The hall was L-shaped, the bottom leg going off briefly to the right, ending at a flight of stairs leading upward. Grofield said, “From now on we have to move very fast and not worry about noise. Come on.”
They raced up the stairs, Grofield taking them three at a time, up nine steps to a landing, then reverse and up six more to the second floor, entering on the top left of a T-shaped hall. There was no one in sight along the top bar, but when he reached the middle and looked down the long hallway to his right he saw three men with Bren guns sitting on chairs in front of a closed door midway down on the left. He braced his feet and fired a burst from the machine gun, spraying them, and they flipped over all at once, like a sand castle demolished by an invisible tide.

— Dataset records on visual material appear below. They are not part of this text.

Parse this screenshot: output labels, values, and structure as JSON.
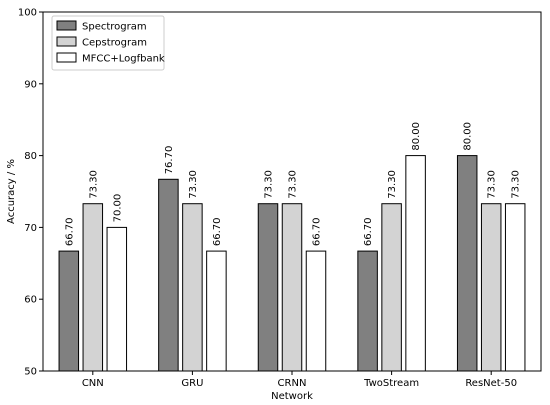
{
  "chart_data": {
    "type": "bar",
    "title": "",
    "xlabel": "Network",
    "ylabel": "Accuracy / %",
    "ylim": [
      50,
      100
    ],
    "yticks": [
      50,
      60,
      70,
      80,
      90,
      100
    ],
    "grid": false,
    "legend_position": "top-left",
    "categories": [
      "CNN",
      "GRU",
      "CRNN",
      "TwoStream",
      "ResNet-50"
    ],
    "series": [
      {
        "name": "Spectrogram",
        "color": "#808080",
        "values": [
          66.7,
          76.7,
          73.3,
          66.7,
          80.0
        ],
        "labels": [
          "66.70",
          "76.70",
          "73.30",
          "66.70",
          "80.00"
        ]
      },
      {
        "name": "Cepstrogram",
        "color": "#d3d3d3",
        "values": [
          73.3,
          73.3,
          73.3,
          73.3,
          73.3
        ],
        "labels": [
          "73.30",
          "73.30",
          "73.30",
          "73.30",
          "73.30"
        ]
      },
      {
        "name": "MFCC+Logfbank",
        "color": "#ffffff",
        "values": [
          70.0,
          66.7,
          66.7,
          80.0,
          73.3
        ],
        "labels": [
          "70.00",
          "66.70",
          "66.70",
          "80.00",
          "73.30"
        ]
      }
    ]
  }
}
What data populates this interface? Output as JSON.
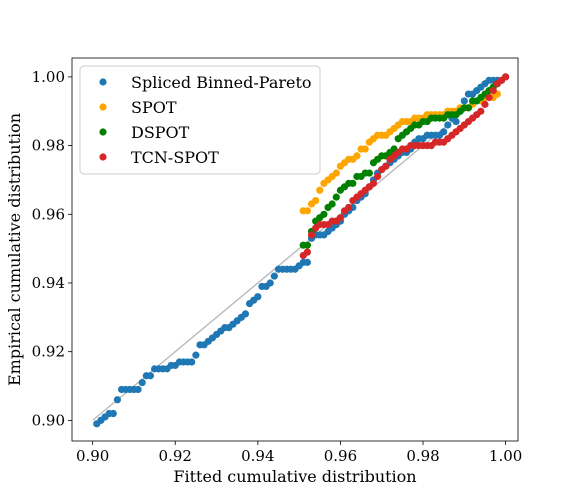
{
  "chart_data": {
    "type": "scatter",
    "xlabel": "Fitted cumulative distribution",
    "ylabel": "Empirical cumulative distribution",
    "xlim": [
      0.895,
      1.003
    ],
    "ylim": [
      0.894,
      1.0055
    ],
    "xticks": [
      "0.90",
      "0.92",
      "0.94",
      "0.96",
      "0.98",
      "1.00"
    ],
    "yticks": [
      "0.90",
      "0.92",
      "0.94",
      "0.96",
      "0.98",
      "1.00"
    ],
    "reference_line": {
      "x": [
        0.9,
        1.0
      ],
      "y": [
        0.9,
        1.0
      ],
      "color": "#bbbbbb"
    },
    "legend": {
      "placement": "upper-left"
    },
    "series": [
      {
        "name": "Spliced Binned-Pareto",
        "color": "#1f77b4",
        "points": [
          [
            0.901,
            0.899
          ],
          [
            0.902,
            0.9
          ],
          [
            0.903,
            0.901
          ],
          [
            0.904,
            0.902
          ],
          [
            0.905,
            0.902
          ],
          [
            0.906,
            0.906
          ],
          [
            0.907,
            0.909
          ],
          [
            0.908,
            0.909
          ],
          [
            0.909,
            0.909
          ],
          [
            0.91,
            0.909
          ],
          [
            0.911,
            0.909
          ],
          [
            0.912,
            0.911
          ],
          [
            0.913,
            0.913
          ],
          [
            0.914,
            0.913
          ],
          [
            0.915,
            0.915
          ],
          [
            0.916,
            0.915
          ],
          [
            0.917,
            0.915
          ],
          [
            0.918,
            0.915
          ],
          [
            0.919,
            0.916
          ],
          [
            0.92,
            0.916
          ],
          [
            0.921,
            0.917
          ],
          [
            0.922,
            0.917
          ],
          [
            0.923,
            0.917
          ],
          [
            0.924,
            0.917
          ],
          [
            0.925,
            0.919
          ],
          [
            0.926,
            0.922
          ],
          [
            0.927,
            0.922
          ],
          [
            0.928,
            0.923
          ],
          [
            0.929,
            0.924
          ],
          [
            0.93,
            0.925
          ],
          [
            0.931,
            0.926
          ],
          [
            0.932,
            0.927
          ],
          [
            0.933,
            0.927
          ],
          [
            0.934,
            0.928
          ],
          [
            0.935,
            0.929
          ],
          [
            0.936,
            0.93
          ],
          [
            0.937,
            0.931
          ],
          [
            0.938,
            0.934
          ],
          [
            0.939,
            0.935
          ],
          [
            0.94,
            0.936
          ],
          [
            0.941,
            0.939
          ],
          [
            0.942,
            0.939
          ],
          [
            0.943,
            0.94
          ],
          [
            0.944,
            0.942
          ],
          [
            0.945,
            0.944
          ],
          [
            0.946,
            0.944
          ],
          [
            0.947,
            0.944
          ],
          [
            0.948,
            0.944
          ],
          [
            0.949,
            0.944
          ],
          [
            0.95,
            0.945
          ],
          [
            0.951,
            0.946
          ],
          [
            0.952,
            0.946
          ],
          [
            0.953,
            0.953
          ],
          [
            0.954,
            0.954
          ],
          [
            0.955,
            0.954
          ],
          [
            0.956,
            0.954
          ],
          [
            0.957,
            0.955
          ],
          [
            0.958,
            0.956
          ],
          [
            0.959,
            0.957
          ],
          [
            0.96,
            0.958
          ],
          [
            0.961,
            0.96
          ],
          [
            0.962,
            0.961
          ],
          [
            0.963,
            0.962
          ],
          [
            0.964,
            0.964
          ],
          [
            0.965,
            0.965
          ],
          [
            0.966,
            0.966
          ],
          [
            0.967,
            0.968
          ],
          [
            0.968,
            0.97
          ],
          [
            0.969,
            0.972
          ],
          [
            0.97,
            0.973
          ],
          [
            0.971,
            0.974
          ],
          [
            0.972,
            0.975
          ],
          [
            0.973,
            0.976
          ],
          [
            0.974,
            0.977
          ],
          [
            0.975,
            0.978
          ],
          [
            0.976,
            0.978
          ],
          [
            0.977,
            0.979
          ],
          [
            0.978,
            0.981
          ],
          [
            0.979,
            0.982
          ],
          [
            0.98,
            0.982
          ],
          [
            0.981,
            0.983
          ],
          [
            0.982,
            0.983
          ],
          [
            0.983,
            0.983
          ],
          [
            0.984,
            0.983
          ],
          [
            0.985,
            0.984
          ],
          [
            0.986,
            0.986
          ],
          [
            0.987,
            0.988
          ],
          [
            0.988,
            0.987
          ],
          [
            0.989,
            0.99
          ],
          [
            0.99,
            0.993
          ],
          [
            0.991,
            0.995
          ],
          [
            0.992,
            0.995
          ],
          [
            0.993,
            0.996
          ],
          [
            0.994,
            0.997
          ],
          [
            0.995,
            0.998
          ],
          [
            0.996,
            0.999
          ],
          [
            0.997,
            0.999
          ],
          [
            0.998,
            0.999
          ],
          [
            0.999,
            0.999
          ],
          [
            1.0,
            1.0
          ]
        ]
      },
      {
        "name": "SPOT",
        "color": "#ffa500",
        "points": [
          [
            0.951,
            0.961
          ],
          [
            0.952,
            0.961
          ],
          [
            0.953,
            0.963
          ],
          [
            0.954,
            0.964
          ],
          [
            0.955,
            0.967
          ],
          [
            0.956,
            0.969
          ],
          [
            0.957,
            0.97
          ],
          [
            0.958,
            0.971
          ],
          [
            0.959,
            0.972
          ],
          [
            0.96,
            0.974
          ],
          [
            0.961,
            0.975
          ],
          [
            0.962,
            0.976
          ],
          [
            0.963,
            0.976
          ],
          [
            0.964,
            0.977
          ],
          [
            0.965,
            0.979
          ],
          [
            0.966,
            0.979
          ],
          [
            0.967,
            0.981
          ],
          [
            0.968,
            0.982
          ],
          [
            0.969,
            0.983
          ],
          [
            0.97,
            0.983
          ],
          [
            0.971,
            0.983
          ],
          [
            0.972,
            0.984
          ],
          [
            0.973,
            0.985
          ],
          [
            0.974,
            0.986
          ],
          [
            0.975,
            0.987
          ],
          [
            0.976,
            0.987
          ],
          [
            0.977,
            0.987
          ],
          [
            0.978,
            0.988
          ],
          [
            0.979,
            0.988
          ],
          [
            0.98,
            0.988
          ],
          [
            0.981,
            0.989
          ],
          [
            0.982,
            0.989
          ],
          [
            0.983,
            0.989
          ],
          [
            0.984,
            0.989
          ],
          [
            0.985,
            0.989
          ],
          [
            0.986,
            0.99
          ],
          [
            0.987,
            0.99
          ],
          [
            0.988,
            0.99
          ],
          [
            0.989,
            0.991
          ],
          [
            0.99,
            0.991
          ],
          [
            0.991,
            0.991
          ],
          [
            0.992,
            0.992
          ],
          [
            0.993,
            0.993
          ],
          [
            0.994,
            0.993
          ],
          [
            0.995,
            0.994
          ],
          [
            0.996,
            0.994
          ],
          [
            0.997,
            0.994
          ],
          [
            0.998,
            0.995
          ]
        ]
      },
      {
        "name": "DSPOT",
        "color": "#008000",
        "points": [
          [
            0.951,
            0.951
          ],
          [
            0.952,
            0.951
          ],
          [
            0.953,
            0.955
          ],
          [
            0.954,
            0.958
          ],
          [
            0.955,
            0.959
          ],
          [
            0.956,
            0.96
          ],
          [
            0.957,
            0.962
          ],
          [
            0.958,
            0.963
          ],
          [
            0.959,
            0.965
          ],
          [
            0.96,
            0.967
          ],
          [
            0.961,
            0.968
          ],
          [
            0.962,
            0.969
          ],
          [
            0.963,
            0.969
          ],
          [
            0.964,
            0.971
          ],
          [
            0.965,
            0.971
          ],
          [
            0.966,
            0.972
          ],
          [
            0.967,
            0.972
          ],
          [
            0.968,
            0.975
          ],
          [
            0.969,
            0.976
          ],
          [
            0.97,
            0.977
          ],
          [
            0.971,
            0.977
          ],
          [
            0.972,
            0.978
          ],
          [
            0.973,
            0.979
          ],
          [
            0.974,
            0.982
          ],
          [
            0.975,
            0.983
          ],
          [
            0.976,
            0.984
          ],
          [
            0.977,
            0.985
          ],
          [
            0.978,
            0.986
          ],
          [
            0.979,
            0.986
          ],
          [
            0.98,
            0.987
          ],
          [
            0.981,
            0.987
          ],
          [
            0.982,
            0.988
          ],
          [
            0.983,
            0.988
          ],
          [
            0.984,
            0.988
          ],
          [
            0.985,
            0.988
          ],
          [
            0.986,
            0.989
          ],
          [
            0.987,
            0.989
          ],
          [
            0.988,
            0.989
          ],
          [
            0.989,
            0.99
          ],
          [
            0.99,
            0.991
          ],
          [
            0.991,
            0.991
          ],
          [
            0.992,
            0.993
          ],
          [
            0.993,
            0.993
          ],
          [
            0.994,
            0.994
          ],
          [
            0.995,
            0.995
          ],
          [
            0.996,
            0.996
          ],
          [
            0.997,
            0.997
          ],
          [
            0.998,
            0.998
          ]
        ]
      },
      {
        "name": "TCN-SPOT",
        "color": "#d62728",
        "points": [
          [
            0.951,
            0.948
          ],
          [
            0.952,
            0.949
          ],
          [
            0.953,
            0.954
          ],
          [
            0.954,
            0.956
          ],
          [
            0.955,
            0.957
          ],
          [
            0.956,
            0.957
          ],
          [
            0.957,
            0.957
          ],
          [
            0.958,
            0.958
          ],
          [
            0.959,
            0.958
          ],
          [
            0.96,
            0.959
          ],
          [
            0.961,
            0.961
          ],
          [
            0.962,
            0.962
          ],
          [
            0.963,
            0.964
          ],
          [
            0.964,
            0.965
          ],
          [
            0.965,
            0.966
          ],
          [
            0.966,
            0.967
          ],
          [
            0.967,
            0.968
          ],
          [
            0.968,
            0.969
          ],
          [
            0.969,
            0.971
          ],
          [
            0.97,
            0.973
          ],
          [
            0.971,
            0.974
          ],
          [
            0.972,
            0.976
          ],
          [
            0.973,
            0.977
          ],
          [
            0.974,
            0.978
          ],
          [
            0.975,
            0.979
          ],
          [
            0.976,
            0.979
          ],
          [
            0.977,
            0.98
          ],
          [
            0.978,
            0.98
          ],
          [
            0.979,
            0.98
          ],
          [
            0.98,
            0.98
          ],
          [
            0.981,
            0.98
          ],
          [
            0.982,
            0.98
          ],
          [
            0.983,
            0.981
          ],
          [
            0.984,
            0.981
          ],
          [
            0.985,
            0.981
          ],
          [
            0.986,
            0.982
          ],
          [
            0.987,
            0.983
          ],
          [
            0.988,
            0.984
          ],
          [
            0.989,
            0.985
          ],
          [
            0.99,
            0.986
          ],
          [
            0.991,
            0.987
          ],
          [
            0.992,
            0.988
          ],
          [
            0.993,
            0.989
          ],
          [
            0.994,
            0.99
          ],
          [
            0.995,
            0.992
          ],
          [
            0.996,
            0.994
          ],
          [
            0.997,
            0.996
          ],
          [
            0.998,
            0.998
          ],
          [
            0.999,
            0.999
          ],
          [
            1.0,
            1.0
          ]
        ]
      }
    ]
  }
}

Grofield ran forward, and out of a room on the right came two startled men, guns in their hands. Grofield fired hastily at them, and one fell but the other ducked back out of sight. Grofield ran past that doorway, seeing a dozen more of them in there, and shouted back to Vivian, just rounding the turn back there, “Keep them bottled up!” He pointed the machine gun at the doorway he meant. “Stay there and keep them bottled up!”
“I will!”
He ran on to the doorway guarded by the three dead men and tried the knob. It was locked. He kicked the door, and it held firm.
Someone inside shouted, “Watch it, there’s two in here!”
Vivian’s gun chattered, and Grofield looked down the hall in time to see somebody ducking back into the squad room. He shouted, “Vivian, for Christ’s sake, no warning shots! If you get a chance at them, kill them!”